Many businesses either purchase or sell equipment from American retailers. In medical practices especially, purchases of large equipment or special tools from American manufacturers might run into the thousands. In this case, a small change in the exchange rate can mean a big change in your cost. To combat this, many businesses choose to hold US funds in a separate account when interest rates are favorable and purchase this equipment using these funds, which cuts down on the cost of your purchases later on.

Alternatively, you may receive payments in US dollars from patients who are from out of town or who use a US insurer. In this case, having a US funds account allows you to accept their money in its own currency and exchange it later.

GST Remittance

As a small business, you will need to remit your GST/HST payments to the government on a periodic basis. With each patient transaction, there will be a portion of GST/HST that must be paid, as well as with the sales of any additional equipment or services. Keeping these funds in a GST/HST remittance account allows you to keep careful tabs on everything that you need to spend – and saves you any surprises come tax time.

Taxes

Now that you’re a new business owner, your medical practice is going to generate a tax bill both provincially and federally. It’s important to work with your accountant so you can set up the right amount of funds for any future tax payments. Not keeping tabs on your taxes can cost you big time, so it’s best to work with a professional. A great accountant can help you to set aside the right amount so your bills don’t come as a shock. 

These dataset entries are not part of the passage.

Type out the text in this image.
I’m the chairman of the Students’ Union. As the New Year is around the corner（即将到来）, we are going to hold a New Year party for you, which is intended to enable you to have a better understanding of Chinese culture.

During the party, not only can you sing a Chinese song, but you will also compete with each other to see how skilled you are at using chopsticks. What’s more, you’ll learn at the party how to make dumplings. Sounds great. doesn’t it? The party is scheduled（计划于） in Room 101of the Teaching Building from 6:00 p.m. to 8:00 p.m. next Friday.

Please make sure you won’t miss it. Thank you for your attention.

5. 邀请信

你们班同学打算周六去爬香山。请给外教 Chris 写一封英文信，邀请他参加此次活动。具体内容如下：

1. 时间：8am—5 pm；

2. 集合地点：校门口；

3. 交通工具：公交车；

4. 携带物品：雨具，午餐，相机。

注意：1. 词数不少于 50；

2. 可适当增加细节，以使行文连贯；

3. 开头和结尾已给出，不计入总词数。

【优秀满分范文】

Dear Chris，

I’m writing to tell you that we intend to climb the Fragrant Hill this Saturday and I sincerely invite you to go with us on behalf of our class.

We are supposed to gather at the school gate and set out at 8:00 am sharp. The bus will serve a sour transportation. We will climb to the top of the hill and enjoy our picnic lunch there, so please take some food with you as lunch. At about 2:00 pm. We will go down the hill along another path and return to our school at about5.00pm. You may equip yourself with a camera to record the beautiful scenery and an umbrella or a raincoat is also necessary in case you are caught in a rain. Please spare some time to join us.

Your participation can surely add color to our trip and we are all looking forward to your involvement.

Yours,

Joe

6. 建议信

It’s also a good idea to find out about any small business, medical practice, or environmental tax incentives that are available to you. This can mean funds coming in to your practice for a specific reason, and you will want to keep these funds separate – either in a tax account or in a special projects account – so that they can be earmarked for the right purpose.

Emergency Spending

Another important account for a new medical practice to have is an emergency spending account. Although there are many ways to fund your medical practice, like loans and lines of credit, it’s also a good idea to keep savings to cover any cash shortfalls over the month.  This can also keep your balance sheet in good shape, so you are prepared to meet any loan covenants put in place by your lenders. According to an article by Due, it’s best to set up between five and twelve months of business expenses.

Keeping a balance in your emergency savings account is an asset on your balance sheet, and can be invested to help your money grow. Choosing a bank account with a high interest rate and low fees is the best option for your emergency spending account. It’s important to keep this account separate from your own personal emergency spending account, as it will allow you more flexibility if there is any seasonality or changes in your business from season to season.


If you’re not sure which bank accounts to open based on your current situation, ask your financial advisor or accountant for specific advice.